Rabat - A Spanish judge imprisoned a Moroccan restaurant cook earlier this week as he had been preparing to carry out a terrorist attack in the European country, according to a report by the New York Times.
Rabat – A Spanish judge imprisoned a Moroccan restaurant cook earlier this week as he had been preparing to carry out a terrorist attack in the European country, according to a report by the New York Times.
Local forces arrested the cook, Mohamed Harrak, on Tuesday and presented him to Judge Carmen Lamela Díaz of the Audiencia Nacional, or National Court, for questioning in Madrid on Thursday. The judge video conferenced with Harrak and subsequently published a report in which she stated several reasons to keep him in prison, including his plans to recruit fighters for the so-called “Islamic State” and attack civilian targets in Spain.
The report did not detail the alleged plot that the 26-year-old is suspected of planning and the judge did not set bail for the prisoner.
Harrak had been preparing to travel to Syria in order to join ISIS forces fighting rebel armies and the Syrian military, the judge’s 13-page report said. As part of the preparation process, he had procured military documentation, undergone training and taken part in a continental combat simulation competition.
In addition, Harrak has been accused of actively recruiting on behalf of ISIS online with the help of fighters from the war zone.
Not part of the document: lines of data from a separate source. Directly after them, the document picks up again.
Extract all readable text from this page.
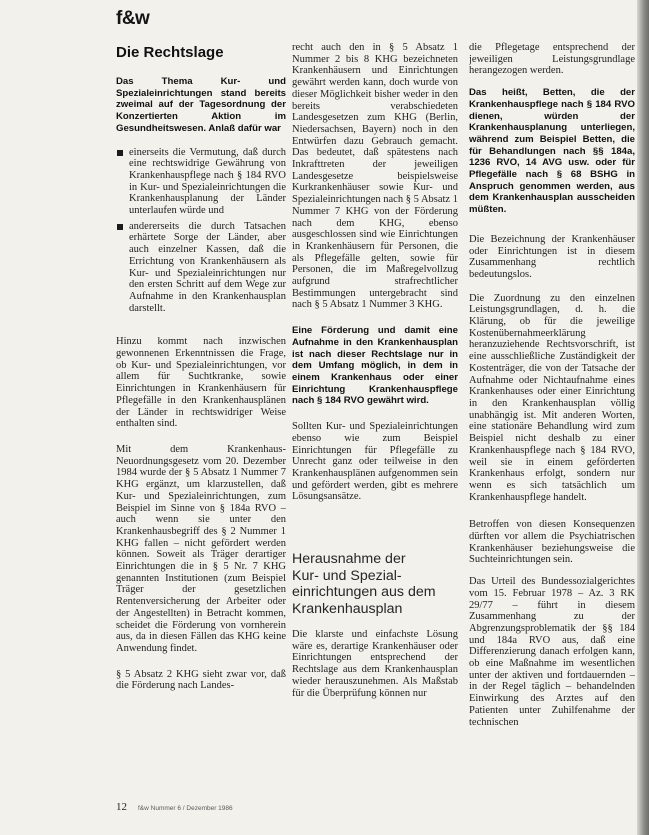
f&w
Die Rechtslage

Das Thema Kur- und Spezialeinrichtungen stand bereits zweimal auf der Tagesordnung der Konzertierten Aktion im Gesundheitswesen. Anlaß dafür war

einerseits die Vermutung, daß durch eine rechtswidrige Gewährung von Krankenhauspflege nach § 184 RVO in Kur- und Spezialeinrichtungen die Krankenhausplanung der Länder unterlaufen würde und

andererseits die durch Tatsachen erhärtete Sorge der Länder, aber auch einzelner Kassen, daß die Errichtung von Krankenhäusern als Kur- und Spezialeinrichtungen nur den ersten Schritt auf dem Wege zur Aufnahme in den Krankenhausplan darstellt.

Hinzu kommt nach inzwischen gewonnenen Erkenntnissen die Frage, ob Kur- und Spezialeinrichtungen, vor allem für Suchtkranke, sowie Einrichtungen in Krankenhäusern für Pflegefälle in den Krankenhausplänen der Länder in rechtswidriger Weise enthalten sind.

Mit dem Krankenhaus-Neuordnungsgesetz vom 20. Dezember 1984 wurde der § 5 Absatz 1 Nummer 7 KHG ergänzt, um klarzustellen, daß Kur- und Spezialeinrichtungen, zum Beispiel im Sinne von § 184a RVO – auch wenn sie unter den Krankenhausbegriff des § 2 Nummer 1 KHG fallen – nicht gefördert werden können. Soweit als Träger derartiger Einrichtungen die in § 5 Nr. 7 KHG genannten Institutionen (zum Beispiel Träger der gesetzlichen Rentenversicherung der Arbeiter oder der Angestellten) in Betracht kommen, scheidet die Förderung von vornherein aus, da in diesen Fällen das KHG keine Anwendung findet.

§ 5 Absatz 2 KHG sieht zwar vor, daß die Förderung nach Landes-

recht auch den in § 5 Absatz 1 Nummer 2 bis 8 KHG bezeichneten Krankenhäusern und Einrichtungen gewährt werden kann, doch wurde von dieser Möglichkeit bisher weder in den bereits verabschiedeten Landesgesetzen zum KHG (Berlin, Niedersachsen, Bayern) noch in den Entwürfen dazu Gebrauch gemacht. Das bedeutet, daß spätestens nach Inkrafttreten der jeweiligen Landesgesetze beispielsweise Kurkrankenhäuser sowie Kur- und Spezialeinrichtungen nach § 5 Absatz 1 Nummer 7 KHG von der Förderung nach dem KHG, ebenso ausgeschlossen sind wie Einrichtungen in Krankenhäusern für Personen, die als Pflegefälle gelten, sowie für Personen, die im Maßregelvollzug aufgrund strafrechtlicher Bestimmungen untergebracht sind nach § 5 Absatz 1 Nummer 3 KHG.

Eine Förderung und damit eine Aufnahme in den Krankenhausplan ist nach dieser Rechtslage nur in dem Umfang möglich, in dem in einem Krankenhaus oder einer Einrichtung Krankenhauspflege nach § 184 RVO gewährt wird.

Sollten Kur- und Spezialeinrichtungen ebenso wie zum Beispiel Einrichtungen für Pflegefälle zu Unrecht ganz oder teilweise in den Krankenhausplänen aufgenommen sein und gefördert werden, gibt es mehrere Lösungsansätze.

Herausnahme der
Kur- und Spezial-
einrichtungen aus dem
Krankenhausplan

Die klarste und einfachste Lösung wäre es, derartige Krankenhäuser oder Einrichtungen entsprechend der Rechtslage aus dem Krankenhausplan wieder herauszunehmen. Als Maßstab für die Überprüfung können nur

die Pflegetage entsprechend der jeweiligen Leistungsgrundlage herangezogen werden.

Das heißt, Betten, die der Krankenhauspflege nach § 184 RVO dienen, würden der Krankenhausplanung unterliegen, während zum Beispiel Betten, die für Behandlungen nach §§ 184a, 1236 RVO, 14 AVG usw. oder für Pflegefälle nach § 68 BSHG in Anspruch genommen werden, aus dem Krankenhausplan ausscheiden müßten.

Die Bezeichnung der Krankenhäuser oder Einrichtungen ist in diesem Zusammenhang rechtlich bedeutungslos.

Die Zuordnung zu den einzelnen Leistungsgrundlagen, d. h. die Klärung, ob für die jeweilige Kostenübernahmeerklärung heranzuziehende Rechtsvorschrift, ist eine ausschließliche Zuständigkeit der Kostenträger, die von der Tatsache der Aufnahme oder Nichtaufnahme eines Krankenhauses oder einer Einrichtung in den Krankenhausplan völlig unabhängig ist. Mit anderen Worten, eine stationäre Behandlung wird zum Beispiel nicht deshalb zu einer Krankenhauspflege nach § 184 RVO, weil sie in einem geförderten Krankenhaus erfolgt, sondern nur wenn es sich tatsächlich um Krankenhauspflege handelt.

Betroffen von diesen Konsequenzen dürften vor allem die Psychiatrischen Krankenhäuser beziehungsweise die Suchteinrichtungen sein.

Das Urteil des Bundessozialgerichtes vom 15. Februar 1978 – Az. 3 RK 29/77 – führt in diesem Zusammenhang zu der Abgrenzungsproblematik der §§ 184 und 184a RVO aus, daß eine Differenzierung danach erfolgen kann, ob eine Maßnahme im wesentlichen unter der aktiven und fortdauernden – in der Regel täglich – behandelnden Einwirkung des Arztes auf den Patienten unter Zuhilfenahme der technischen

12 f&w Nummer 6 / Dezember 1986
The report also said the Moroccan had posted a video online exhibiting the execution of a British hostage and had called the November attacks in Paris “an excellent day” that “left Europe shaking. In January, Harrak downloaded an Arabic-language manual that the Islamic State has been using to guide terrorists.
The suspect had been under surveillance for two months before the police arrested him in Son Gotleu, a poor neighborhood on a Spanish Island, where he had been living with his parents and two siblings.
An investigation of his home and workplace found weighing scales and 22 grams of cocaine.
The Spanish government denied Harrak citizenship a few years ago after he had been convicted in 2010 for hitting his 12-year-old sister, local newspaper Diario de Mallorca, reported.
The local newspaper has published several articles including interviews from his friends and family, the New York Times reported. In the interviews, his colleagues and family members said he was an introverted basketball referee.